Egocentric zone-aware action recognition across environments
Simone Alberto Peirone,Gabriele Goletto,Mirco Planamente,Andrea Bottino,Barbara Caputo,Giuseppe Averta
2024-09-22
Abstract:Human activities exhibit a strong correlation between actions and the places where these are performed, such as washing something at a sink. More specifically, in daily living environments we may identify particular locations, hereinafter named activity-centric zones, which may afford a set of homogeneous actions. Their knowledge can serve as a prior to favor vision models to recognize human activities. However, the appearance of these zones is scene-specific, limiting the transferability of this prior information to unfamiliar areas and domains. This problem is particularly relevant in egocentric vision, where the environment takes up most of the image, making it even more difficult to separate the action from the context. In this paper, we discuss the importance of decoupling the domain-specific appearance of activity-centric zones from their universal, domain-agnostic representations, and show how the latter can improve the cross-domain transferability of Egocentric Action Recognition (EAR) models. We validate our solution on the EPIC-Kitchens-100 and Argo1M datasets
Computer Vision and Pattern Recognition
What problem does this paper attempt to address?
The problem that this paper attempts to solve is: How to achieve human activity recognition (Egocentric Action Recognition, EAR) from the first - person perspective (egocentric vision) in different environments? In particular, in unseen environments, how can the model use environmental affordances to perform more accurate action recognition?

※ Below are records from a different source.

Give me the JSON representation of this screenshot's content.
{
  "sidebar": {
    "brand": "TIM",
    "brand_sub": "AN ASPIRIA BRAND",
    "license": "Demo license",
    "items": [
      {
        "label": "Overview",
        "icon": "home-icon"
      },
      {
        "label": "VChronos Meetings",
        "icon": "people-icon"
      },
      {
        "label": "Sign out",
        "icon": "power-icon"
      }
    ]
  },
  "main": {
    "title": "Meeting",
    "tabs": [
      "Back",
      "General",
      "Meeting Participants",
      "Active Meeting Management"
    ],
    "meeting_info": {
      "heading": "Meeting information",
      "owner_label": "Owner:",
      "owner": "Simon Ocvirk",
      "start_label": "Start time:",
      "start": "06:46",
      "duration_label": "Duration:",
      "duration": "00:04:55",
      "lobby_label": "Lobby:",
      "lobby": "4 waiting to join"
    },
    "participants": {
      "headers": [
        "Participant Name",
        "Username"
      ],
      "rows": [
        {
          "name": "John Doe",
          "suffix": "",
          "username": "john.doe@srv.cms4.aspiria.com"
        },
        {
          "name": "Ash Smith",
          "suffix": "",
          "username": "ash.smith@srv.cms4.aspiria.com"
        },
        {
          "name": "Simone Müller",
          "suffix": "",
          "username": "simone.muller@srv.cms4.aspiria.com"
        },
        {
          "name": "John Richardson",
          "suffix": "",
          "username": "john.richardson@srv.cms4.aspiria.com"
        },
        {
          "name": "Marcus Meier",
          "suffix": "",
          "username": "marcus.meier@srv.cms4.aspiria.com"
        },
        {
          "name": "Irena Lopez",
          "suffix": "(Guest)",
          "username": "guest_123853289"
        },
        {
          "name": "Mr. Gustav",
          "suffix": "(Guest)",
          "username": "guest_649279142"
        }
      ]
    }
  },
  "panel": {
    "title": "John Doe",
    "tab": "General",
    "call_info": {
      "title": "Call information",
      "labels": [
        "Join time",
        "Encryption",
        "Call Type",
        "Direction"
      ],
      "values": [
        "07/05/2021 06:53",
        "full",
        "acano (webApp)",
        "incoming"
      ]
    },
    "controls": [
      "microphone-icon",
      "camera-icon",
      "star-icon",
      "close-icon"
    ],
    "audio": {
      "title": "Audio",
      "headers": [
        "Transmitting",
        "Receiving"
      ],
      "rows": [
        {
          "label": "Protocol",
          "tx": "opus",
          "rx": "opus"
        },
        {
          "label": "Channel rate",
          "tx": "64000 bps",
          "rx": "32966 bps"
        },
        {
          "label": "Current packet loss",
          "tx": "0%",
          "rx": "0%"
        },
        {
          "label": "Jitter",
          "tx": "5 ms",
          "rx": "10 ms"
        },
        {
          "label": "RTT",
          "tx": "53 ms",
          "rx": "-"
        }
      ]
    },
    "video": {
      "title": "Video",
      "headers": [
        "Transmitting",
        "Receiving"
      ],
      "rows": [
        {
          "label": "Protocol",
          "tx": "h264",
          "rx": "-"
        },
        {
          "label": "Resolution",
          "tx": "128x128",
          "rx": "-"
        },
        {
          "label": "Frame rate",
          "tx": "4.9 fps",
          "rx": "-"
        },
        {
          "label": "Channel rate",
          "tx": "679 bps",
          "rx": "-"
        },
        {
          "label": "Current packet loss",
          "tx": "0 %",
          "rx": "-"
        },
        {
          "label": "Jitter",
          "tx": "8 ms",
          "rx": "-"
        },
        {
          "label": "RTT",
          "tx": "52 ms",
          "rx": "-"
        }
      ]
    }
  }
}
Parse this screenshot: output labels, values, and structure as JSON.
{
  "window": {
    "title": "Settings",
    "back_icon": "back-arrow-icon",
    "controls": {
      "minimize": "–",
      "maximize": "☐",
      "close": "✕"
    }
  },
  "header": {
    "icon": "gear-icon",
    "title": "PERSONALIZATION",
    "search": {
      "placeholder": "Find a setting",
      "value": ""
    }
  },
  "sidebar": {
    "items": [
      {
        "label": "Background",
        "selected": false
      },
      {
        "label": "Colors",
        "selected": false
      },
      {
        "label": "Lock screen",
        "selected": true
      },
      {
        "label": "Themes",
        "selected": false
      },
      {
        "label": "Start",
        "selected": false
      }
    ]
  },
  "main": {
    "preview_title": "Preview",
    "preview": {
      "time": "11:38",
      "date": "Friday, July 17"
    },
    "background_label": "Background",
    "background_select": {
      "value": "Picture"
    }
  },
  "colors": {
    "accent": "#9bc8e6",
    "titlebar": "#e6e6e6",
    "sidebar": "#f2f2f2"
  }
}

Specifically, the paper points out that current EAR models will learn the associations between actions and locations in specific environments during training. This association (i.e., co - occurrence bias) makes the model rely on the specific appearance features of the environment. However, when these models face new, unseen environments, because they cannot effectively ignore the changes in the environmental appearance, their performance drops significantly.
To solve this problem, the paper proposes a new method - EgoZAR (Egocentric Zone - Aware Action Recognition), aiming to improve the generalization ability of the model in different environments by extracting and using the general representations of activity - centric zones that are independent of the environment. Specific contributions include:
1. **Revealing the side effects of co - occurrence bias**: It is pointed out that existing EAR models will indirectly learn domain - specific information of the environment (domain - specific activity - centric zones) when processing first - person videos, which limits the performance of the model in new environments.
2. **Proposing the EgoZAR architecture**: Adopting a more general representation of activity - centric zones to improve the action recognition performance in unseen domains, enabling the model to use environmental affordances in unknown regions.
3. **Experimental verification**: Through extensive experiments on the EPIC - Kitchens - 100 and Argo1M datasets, it is proved that using domain - independent environmental representations can significantly improve the effect of action recognition, especially in unseen environments, achieving the latest domain generalization performance.
### Formula Summary
Some of the key formulas involved in the paper are as follows:
- **Updating regional features and action features**:
\[
o^z_i = x^z_i+\sigma\left(\frac{Q_z(x^z_i)K_z(x^z_i)^T}{\sqrt{D_z}}\cdot V_z(x^z_i)\right),\quad\tilde{x}^z_i = o^z_i+F_z(o^z_i)
\]
\[
o^m_i = x^m_i+\sigma\left(\frac{Q_m(x^z_i)K_m(x^m_i)^T}{\sqrt{D_z}}\cdot V_m(x^m_i)\right),\quad\tilde{x}^m_i = o^m_i+F_m(o^m_i)
\]
- **Pseudo - label assignment**:
\[
y^z_i=\min_k\|x^z_i - c_k\|_2
\]
These formulas show how EgoZAR separates regional features and action features through the attention mechanism and assigns pseudo - labels to each sample through the clustering algorithm, thereby achieving unsupervised learning of activity - centric zones.
In conclusion, this paper solves the problem of performance degradation of existing EAR models in new environments by introducing general representations of activity - centric zones and improves the generalization ability of the model.